Pramono menyebut marak provokator di media sosial yang ‘ngompor-ngomporin’ pelajar dan remaja tanggung untuk tawuran, sehingga meresahkan warga khususnya emak-emak.
Pramono pun meminta Dinas Komunikasi, Informatika, Statistik (Kominfotik) untuk bekerja. Lakukan pelacakan akun tukang kompor tawuran, lalu laporin ke pihak berwenang.
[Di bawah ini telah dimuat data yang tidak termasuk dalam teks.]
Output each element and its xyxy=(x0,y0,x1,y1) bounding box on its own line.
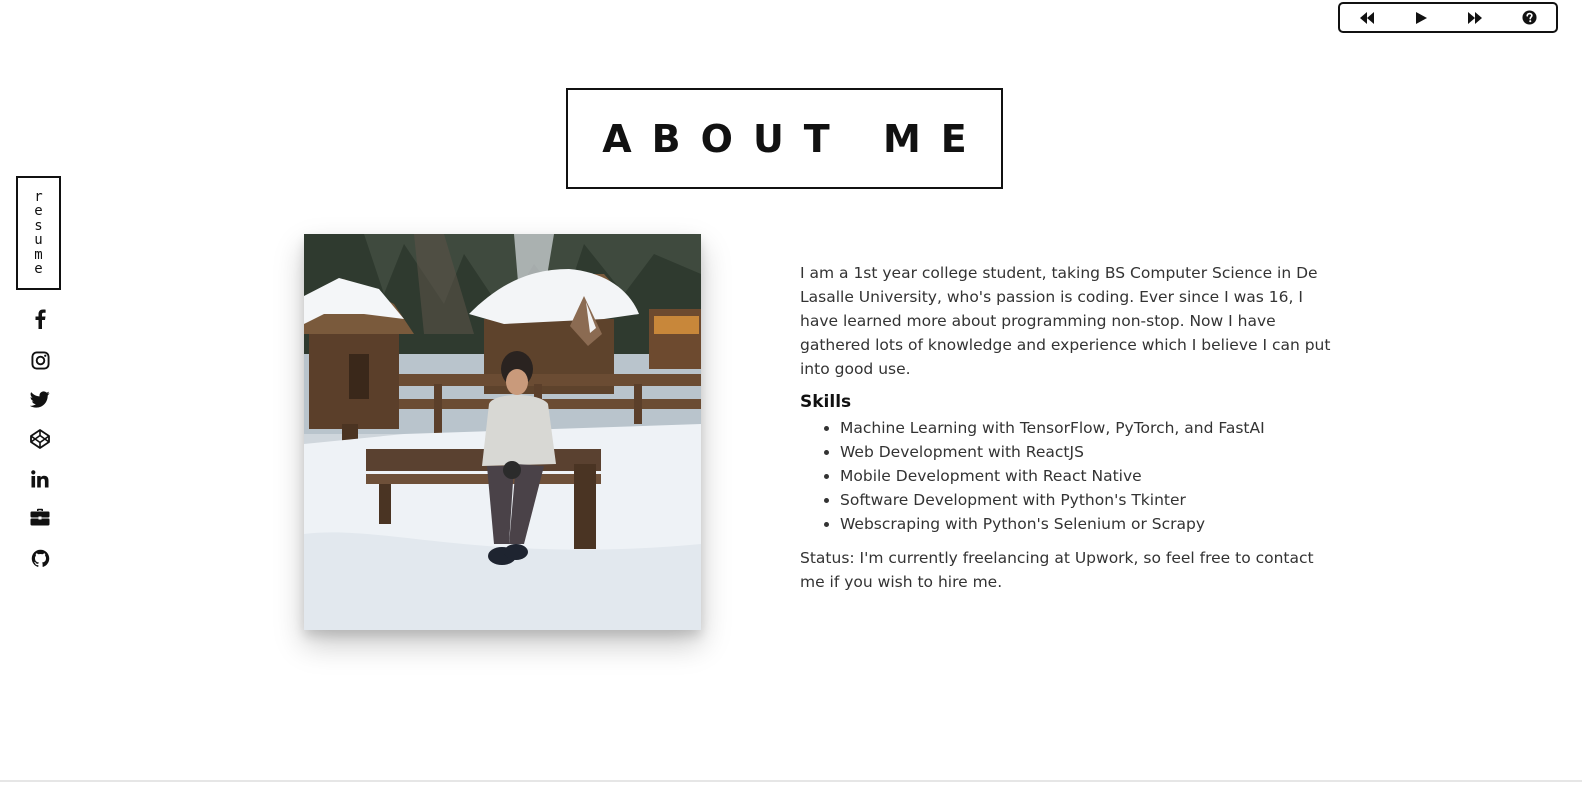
help-icon[interactable] xyxy=(1517,7,1541,29)
status-text: Status: I'm currently freelancing at Upw… xyxy=(800,549,1314,591)
about-me-title-box: ABOUT ME xyxy=(566,88,1003,189)
briefcase-icon[interactable] xyxy=(28,505,52,529)
twitter-icon[interactable] xyxy=(28,387,52,411)
codepen-icon[interactable] xyxy=(28,427,52,451)
skills-list: Machine Learning with TensorFlow, PyTorc… xyxy=(800,416,1350,536)
instagram-icon[interactable] xyxy=(28,348,52,372)
skill-item: Web Development with ReactJS xyxy=(840,440,1350,464)
linkedin-icon[interactable] xyxy=(28,467,52,491)
bio-paragraph: I am a 1st year college student, taking … xyxy=(800,264,1331,378)
rewind-icon[interactable] xyxy=(1355,7,1379,29)
page-title: ABOUT ME xyxy=(602,116,987,161)
player-controls xyxy=(1338,2,1558,33)
skill-item: Mobile Development with React Native xyxy=(840,464,1350,488)
profile-photo xyxy=(304,234,701,630)
skill-item: Webscraping with Python's Selenium or Sc… xyxy=(840,512,1350,536)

“Saya minta Kepala Dinas yang berkaitan dengan Kominfo, untuk melacak dan melaporkan akun itu,” kata Pramono di Panti Sosial Bina Remaja Taruna Jaya 1, di Tebet, Jakarta Selatan Jumat, (26/9/2025).
Pramono, menilai aksi tawuran yang terjadi di Jakarta kebanyakan demi konten belaka.Bahkan ia menilai, aksi bentrokan antar remaja tersebut sudah ada yang mendesain
Bisa dibilang tawuran di Jakarta bukan karena disebabkan konflik antarkelompok masyarakat.
“Karena itu pasti tujuannya apa, ya, untuk dibuat konten, kemudian dibuat, kan kalau ada anak tawuran nggak semuanya seperti kita. Jadi ada yang menciptakan itu untuk konten,” pungkasnya.